Lloyd is also a successful actor, having had roles in The West Wing and most famously, playing sycophantic lawyer, lackey and cosmic punching bag, Ted Buckland in Scrubs for nine years. The Blanks would become regular residents of Sacred Heart, under the guise of The Worthless Peons, with each member holding some position in various departments of hospital administration, such as Legal, Accounting, Shipping & Receiving and on-site property management (including pest control, night time security, non-arboreal gardening services, tenant-related easements and liens). Creator Bill Lawrence originally put the band in the show after their performance at the cast and crew’s Christmas party. Lloyd says that “I offered the Blanks up as entertainment. We sang at the Christmas party and the writers thought it was ridiculous, but also thought that we would fit well with the show.” Lawrence later admitted that the Blanks were his favourite running joke on the show, a comment they took as compliment until “he explained that his version of hell was to be stuck in an elevator with a capella singers,” laughs Lloyd.
The Peons would turn up intermittently and could usually be found singing a particular theme of songs. On their first appearance, inspired by the aforementioned party performance, the band sang cartoon theme songs. “The first episode, where we sing cartoon themes, was kind of based on the song we sang at the Christmas party. Paul [F. Perry, the band’s bass singer] wrote original words to the John Williams Superman theme which was just hysterical,” Lloyd explains. “We couldn’t get the rights to the theme, so we did the Underdog theme instead. They wanted something to indicate JD’s hero obsession with Dr. Cox and then to justify that they had us singing all cartoon theme songs on that episode.” It soon became a regular thing; “Then the next time we were on, they were thinking of what we should do to follow that up. So they went to TV theme songs and luckily for us, we love all that stuff, so it fit really well.”
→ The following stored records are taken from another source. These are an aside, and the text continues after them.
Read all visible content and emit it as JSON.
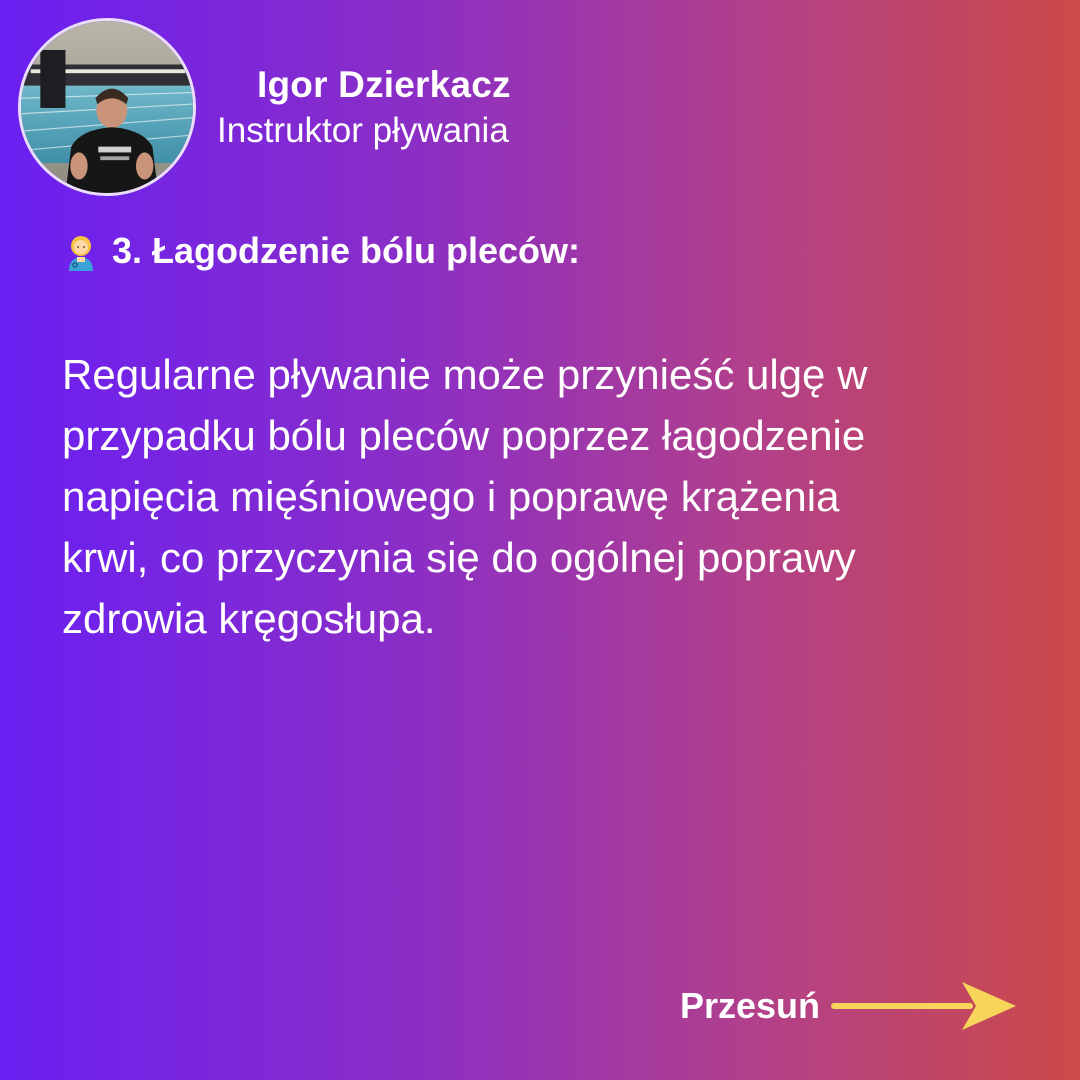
{
  "author": {
    "name": "Igor Dzierkacz",
    "role": "Instruktor pływania",
    "avatar_icon": "profile-photo-at-swimming-pool"
  },
  "section": {
    "icon": "woman-health-worker-emoji",
    "heading": "3. Łagodzenie bólu pleców:"
  },
  "body": {
    "lines": [
      "Regularne pływanie może przynieść ulgę w",
      "przypadku bólu pleców poprzez łagodzenie",
      "napięcia mięśniowego i poprawę krążenia",
      "krwi, co przyczynia się do ogólnej poprawy",
      "zdrowia kręgosłupa."
    ]
  },
  "swipe": {
    "label": "Przesuń",
    "arrow_icon": "arrow-right-icon"
  },
  "colors": {
    "gradient_start": "#6a1ff2",
    "gradient_end": "#cc4a48",
    "text": "#ffffff",
    "arrow": "#f7d45a"
  }
}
When Scrubs ended after its ninth season early last year, Ted was content, in a relationship with his ukulele-playing girlfriend, the Gooch and planning on seeing America. Happiness could never last for the man, as proven by his recent appearance in Bill Lawrence’s latest show, Cougar Town, where he was found alone and depressed, the Gooch having left him for clinically insane surgeon, Hooch. We can expect Lloyd and the rest of the group to make an appearance in Cougar Town’s upcoming third season. In fact, the Blanks had just been filming the show with former Friends star, Courteney Cox, a couple of week beforehand. McNiven is quick to claim that “there’s a great picture of the four of us and Courteney Cox, lounging in her bed.”
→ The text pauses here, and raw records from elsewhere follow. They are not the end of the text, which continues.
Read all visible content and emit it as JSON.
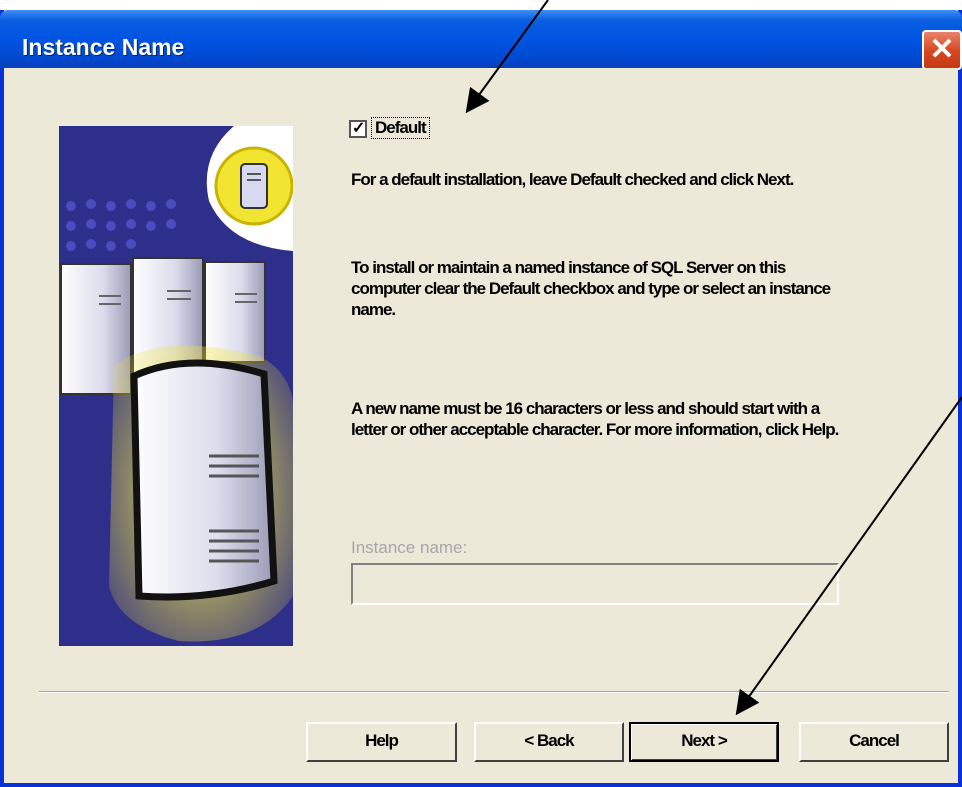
{
  "window": {
    "title": "Instance Name",
    "close_icon": "close-icon"
  },
  "default_checkbox": {
    "checked": true,
    "label": "Default"
  },
  "instructions": {
    "p1": "For a default installation, leave Default checked and click Next.",
    "p2": "To install or maintain a named instance of SQL Server on this computer clear the Default checkbox and type or select an instance name.",
    "p3": "A new name must be 16 characters or less and should start with a letter or other acceptable character.  For more information, click Help."
  },
  "instance_name": {
    "label": "Instance name:",
    "value": "",
    "disabled": true
  },
  "buttons": {
    "help": "Help",
    "back": "< Back",
    "next": "Next >",
    "cancel": "Cancel"
  },
  "colors": {
    "titlebar": "#0054e3",
    "face": "#ece9d8",
    "close": "#d8451f",
    "art_background": "#2e2f8a",
    "art_highlight": "#f2e531"
  },
  "illustration": {
    "icon": "server-illustration"
  }
}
Things appear to be going well for the veteran group, but there’s always one constant source of tension amongst them, festering under the surface: hair. Bass singer George Miserlis and his glorious jet-black mane are a consistent source of jealousy for the three other follically-challenged members of the group, as proven by McNiven and Lloyd when they give their explicit permission for Otwo to quote them as calling him a ‘dick’. The conflicted was once exploited in Scrubs and Lloyd scorns my naiveté when I ask if this conflict ever boiled over into real life; “Are you kidding? Of course! That man’s got a full head of beautiful hair … The guy, he has no class.”
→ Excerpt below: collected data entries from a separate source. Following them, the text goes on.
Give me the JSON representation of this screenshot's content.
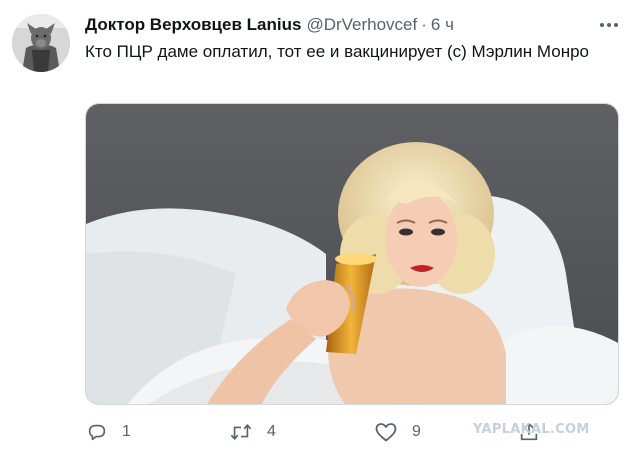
{
  "author": {
    "display_name": "Доктор Верховцев Lanius",
    "handle": "@DrVerhovcef",
    "separator": "·",
    "time": "6 ч"
  },
  "tweet": {
    "text": "Кто ПЦР даме оплатил, тот ее и вакцинирует (с) Мэрлин Монро"
  },
  "actions": {
    "replies": "1",
    "retweets": "4",
    "likes": "9"
  },
  "watermark": "YAPLAKAL.COM",
  "icons": {
    "more": "more-icon",
    "reply": "reply-icon",
    "retweet": "retweet-icon",
    "like": "heart-icon",
    "share": "share-icon"
  },
  "colors": {
    "text_primary": "#0f1419",
    "text_secondary": "#536471",
    "border": "#cfd9de",
    "watermark": "#c5d0da"
  }
}
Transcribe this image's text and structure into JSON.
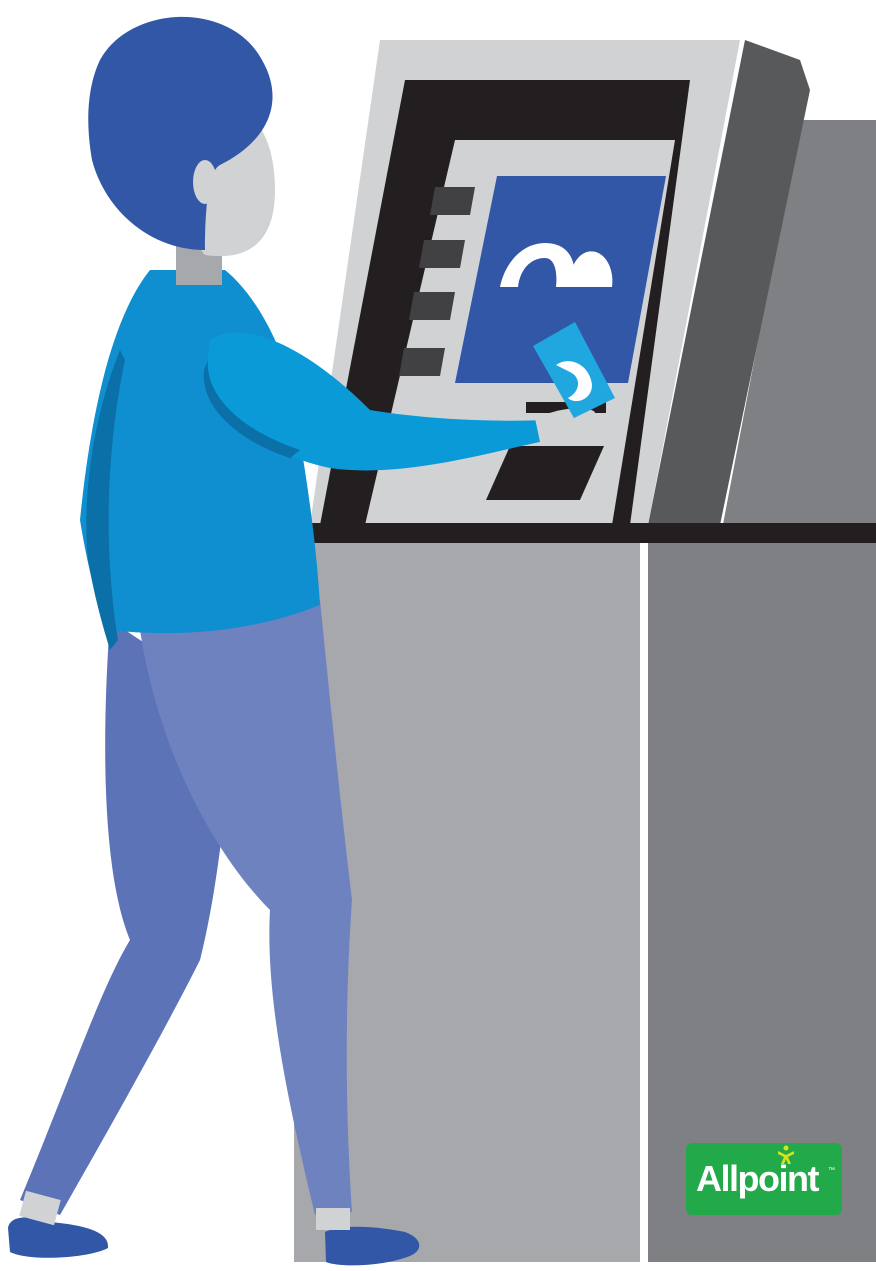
{
  "brand": {
    "name": "Allpoint",
    "trademark": "™",
    "badge_color": "#22a94a",
    "figure_color": "#d6e21a",
    "logo_icon": "allpoint-person-icon"
  },
  "palette": {
    "atm_body": "#a7a8ab",
    "atm_side": "#7f8083",
    "atm_frame_light": "#d1d2d4",
    "atm_frame_dark": "#231f20",
    "atm_screen": "#3157a6",
    "person_hair": "#3157a6",
    "person_shirt": "#0f8fd0",
    "person_pants": "#6f82c0",
    "person_shoes": "#3157a6",
    "card": "#20a7e0"
  }
}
If the McNiven and Lloyd can avoid debilitating envy, the Blanks will continue touring Europe and are planning on releasing an EP as an accompaniment to their coming to Ireland, which McNiven claims will be entitled Ode to the Emerald Isle: Songs from Ballyboy to Carrickfergus, although Otwo cannot quite gauge how serious he is being. Either way, we can certainly look forward to something different.
The Blanks play the Academy on November 19th. Tickets priced at €17.35.